Bastide, the West Hollywood bastion of fine French fare, has taken a tumble.
Having earned a rare four-star rating from the Los Angeles Times last year, what was arguably the best restaurant in the region came down several notches last week when Times restaurant critic S. Irene Virbila panned the work of new chef Ludovic Lefebvre and dropped Bastide to a single star (the same rating as Morton’s, The Steakhouse).
Virbila’s lengthy review described less a dining experience than an assault on her palate. A soup with chanterelle mushrooms was “tongue-numbingly bitter, its intensity punishing, the gastronomic equivalent of body piercing,” with licorice and coffee flavors so overpowering she felt as if she’d “been mugged.”
A foie gras dish fared no better. Served on a brioche, the appetizer’s accompaniments “were so sweet, it made me want to scrub off my piece of foie gras like a raccoon before eating it,” she wrote.
In fact, much of Virbila’s criticism centered on a “sweetness that is unrelenting” in nearly every dish.
While it is not unusual for restaurant ratings to fluctuate, such a drastic demotion is practically unheard of.
“You hear about a restaurant whose glory fades and they lose a star here or there, but to lose three out of four is fairly substantial,” said Randall Hiatt, president of Fessel International, a restaurant consultancy in Costa Mesa.
What impact the review will have on Bastide’s business, where a couple can easily spend upwards of $400 on a meal and wine, remains to be seen, but Hiatt and others point out that the well-heeled restaurant-goers patronizing Bastide are also likely to be reading Virbila’s reviews.
“With restaurants like that, probably 80 percent of the people go for the food and those are the people who are going to be swayed negatively by the review,” Hiatt said. “The L.A. Times is a pretty powerful voice in this market.”
Several restaurants panned by Virbila over the years still manage to score well in the Zagat Survey (where customers get to vote), including Matsuhisa in Beverly Hills and Bistro 45 and the Parkway Grill, both in Pasadena.
But the critic’s comments might have ushered the end of at least one establishment. Virbila’s 1995 pan of La Veranda in Beverly Hills kept diners away in droves, and less than a year later owner David Slay sold it.
Slay, who still lives in L.A. but spends a good deal of time on restaurant projects in his native Missouri, was unequivocal in blaming Virbila for the restaurant closing. The review came out on a Sunday morning, he said, and by the time he got into work that day, the calls were already coming in from people canceling dinner reservations.

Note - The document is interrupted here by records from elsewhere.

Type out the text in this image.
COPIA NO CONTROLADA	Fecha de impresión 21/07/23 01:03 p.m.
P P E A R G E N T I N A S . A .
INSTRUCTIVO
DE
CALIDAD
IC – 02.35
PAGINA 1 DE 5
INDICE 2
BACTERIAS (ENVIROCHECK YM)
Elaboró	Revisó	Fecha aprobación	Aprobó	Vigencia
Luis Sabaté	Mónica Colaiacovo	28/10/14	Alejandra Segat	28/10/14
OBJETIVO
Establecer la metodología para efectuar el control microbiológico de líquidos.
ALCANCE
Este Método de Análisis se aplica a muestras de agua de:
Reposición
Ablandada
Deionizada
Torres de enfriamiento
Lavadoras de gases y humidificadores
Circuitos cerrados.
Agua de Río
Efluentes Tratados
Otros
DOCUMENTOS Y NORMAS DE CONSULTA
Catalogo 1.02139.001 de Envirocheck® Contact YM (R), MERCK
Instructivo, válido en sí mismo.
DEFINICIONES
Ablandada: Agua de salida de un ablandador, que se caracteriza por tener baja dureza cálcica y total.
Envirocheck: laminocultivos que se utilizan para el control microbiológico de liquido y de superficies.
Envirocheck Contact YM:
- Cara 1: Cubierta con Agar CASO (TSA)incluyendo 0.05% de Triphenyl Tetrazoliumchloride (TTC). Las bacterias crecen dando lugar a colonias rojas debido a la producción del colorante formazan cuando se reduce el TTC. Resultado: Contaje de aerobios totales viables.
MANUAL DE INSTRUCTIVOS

“It was devastating,” said Slay. “Business literally dropped every day. I thought we had a good, loyal clientele, but it was over with quickly.”
Business declined by more than 50 percent and within five months he had closed the restaurant.
Bastide is owned by commercial director Joe Pytka, who declined through a spokeswoman to be interviewed. The restaurant earned its four-star rating in February 2003 under renowned Chef Alain Giraud.
Giraud spent more than a decade as chef de cuisine at the now-shuttered Citrus before becoming chef at Lavande in the Loews Santa Monica Beach Hotel. After meeting the deep-pocketed Pytka, he left Lavande in 2000 and spent three years developing Bastide.
Despite the restaurant’s four-star rating, Pytka decided that the elegant cuisine needed some livening up and, to the shock of many foodies, he dismissed Giraud in the spring. He snatched Lefebvre from what would have been Ludo at Starwood Hotels & Resorts’ W Hotel in Westwood. (A restaurant called 9 Thirty is opening in Ludo’s place.)
The 33-year-old Lefebvre, who joined Bastide in July, did not return calls, but Donato Poto, Bastide’s general manager, said of the review: “Everyone is doing their job. She is doing hers and we’re doing ours.” He declined further comment.
Restaurant owners sometimes go to extremes in response to reviews. Earlier this year, Texas restaurateur Phil Romano sued the Dallas Morning News after a positive review of his Il Mulino New York. Romano alleged that the reviewer made errors such as claiming that a dish “whispered of gorgonzola” when none was used. The suit is still pending.
After the Mobil Travel Guide dropped Philadelphia’s Le Bec-Fin to four from five stars in 2000, chef/owner Georges Perrier invested $500,000 on renovations and went through several chef changes before regaining the fifth star two years later. (Pytka has just lured Le Bec-Fin’s sommelier to oversee his vaunted cellar of French wines.)
If anyone is breathing a sign of relief as a result of the dustup, it may be Innovative Dining Group, which was set to install Lefebvre at the W. But IDG partner Lee Maen said he didn’t feel like he dodged a bullet.
Bastide’s French cuisine differs from the concept IDG was developing, Maen said. “We’re not chef-driven. We, as owners, have a lot to say about what’s on our plates, and what’s on our plates are things we like. No one goes off in a strange direction not that he did.”